The art world is the epitome of confusing symbolic grandstanding for actual change. But it is hardly the only guilty party. There’s also, for instance, the Democratic party—which Goebel describes as “loser liberals, distracted by race, gender, sexuality—any category of victimhood the DNC could weaponize—while the party kept dodging holding pharma responsible, ending genocidal war…”

Still, Kill Dick’s main target is the low hanging fruit that is art-washed hypocrisy—which the Sacklers symbolize, funding loosely lefty art exhibitions with blood money. But the book leaves out the part of the art world Sackler story that involved effective organizing, mentioning the photographer and activist Nan Goldin briefly but only as “an enemy of The Church” (Referring to the sex cult, not a Christian congregation). It’s worth remembering, lest Kill Dick’s nihilism get you down, that when Goldin and her group P.A.I.N. staged die-ins art institutions, they succeeded in getting the Sackler name removed from many museum walls and bringing plenty of shame to the family name, leaving the pill-peddling philanthropists largely cut off from the forces that once laundered their reputation. While Goebel understandably struggles to imagine what meaningful action would look like, Goldin has in fact already shown us—even if the acknowledgements were too little too late.

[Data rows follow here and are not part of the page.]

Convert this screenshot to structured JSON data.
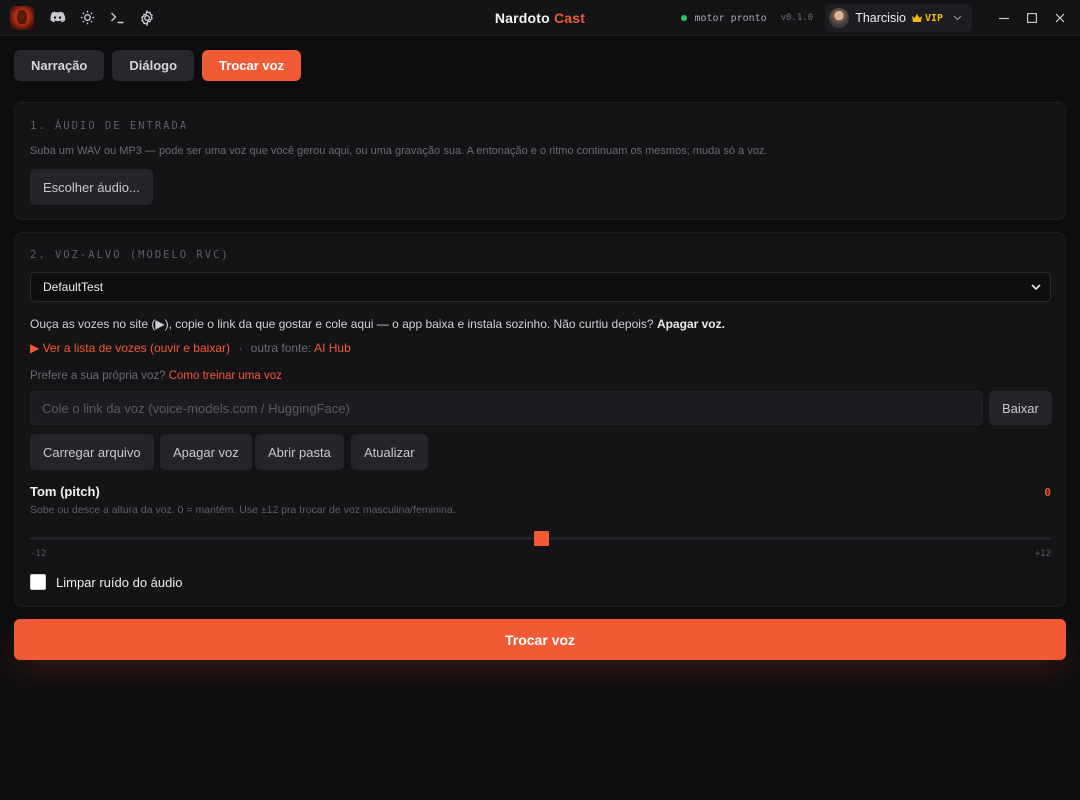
{
  "app": {
    "title_part1": "Nardoto",
    "title_part2": "Cast",
    "engine_status": "motor pronto",
    "version": "v0.1.0",
    "user_name": "Tharcisio",
    "vip_label": "VIP",
    "accent_color": "#f05a34",
    "status_color": "#2ec460"
  },
  "titlebar_icons": [
    "app-logo",
    "discord-icon",
    "sun-icon",
    "terminal-icon",
    "gear-icon"
  ],
  "tabs": [
    {
      "label": "Narração",
      "active": false
    },
    {
      "label": "Diálogo",
      "active": false
    },
    {
      "label": "Trocar voz",
      "active": true
    }
  ],
  "section1": {
    "title": "1. ÁUDIO DE ENTRADA",
    "description": "Suba um WAV ou MP3 — pode ser uma voz que você gerou aqui, ou uma gravação sua. A entonação e o ritmo continuam os mesmos; muda só a voz.",
    "choose_button": "Escolher áudio..."
  },
  "section2": {
    "title": "2. VOZ-ALVO (MODELO RVC)",
    "selected_model": "DefaultTest",
    "info_text": "Ouça as vozes no site (▶), copie o link da que gostar e cole aqui — o app baixa e instala sozinho. Não curtiu depois?",
    "info_bold": "Apagar voz.",
    "voices_link": "▶ Ver a lista de vozes (ouvir e baixar)",
    "separator": "·",
    "other_source_label": "outra fonte:",
    "other_source_link": "AI Hub",
    "own_voice_text": "Prefere a sua própria voz?",
    "train_link": "Como treinar uma voz",
    "url_placeholder": "Cole o link da voz (voice-models.com / HuggingFace)",
    "download_button": "Baixar",
    "actions": [
      "Carregar arquivo",
      "Apagar voz",
      "Abrir pasta",
      "Atualizar"
    ],
    "pitch_label": "Tom (pitch)",
    "pitch_value": "0",
    "pitch_hint": "Sobe ou desce a altura da voz. 0 = mantém. Use ±12 pra trocar de voz masculina/feminina.",
    "pitch_min": "-12",
    "pitch_max": "+12",
    "pitch_position": 0.5,
    "denoise_label": "Limpar ruído do áudio",
    "denoise_checked": false
  },
  "cta_label": "Trocar voz"
}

This familiar posture plagues art world satire: It’s easy to turn up your nose at all of art’s issues, but fail to deal honestly with why you’re drawn to art at all despite them. It is easy to say what you are against, and harder to say what you are for, if anything.

And it’s always odd when a work of art is guilty of the precise thing that it critiques. Our narrator disses “ironic wannabe edgelords,” which is also how I’d describe Kill Dick. Like Phil’s lectures and Susie’s artworks, the novel is ostensibly “about” politics, yet proves most adept at cloying for attention. And it’s hard to look away from the trainwreck that is Kill Dick, though its hypocrisy does grate.

While the novel spends most of its pages avoiding earnestness and sincerity like the plague—“Better a Tim Hawkinson than an Anselm Kiefer,” Goebel quips—the ending allows a sliver of something like hope to surface, Luigi Mangione-style. I won’t spoil it. All I’ll say is that the book falls squarely in the category of “chaotic neutral” in every way.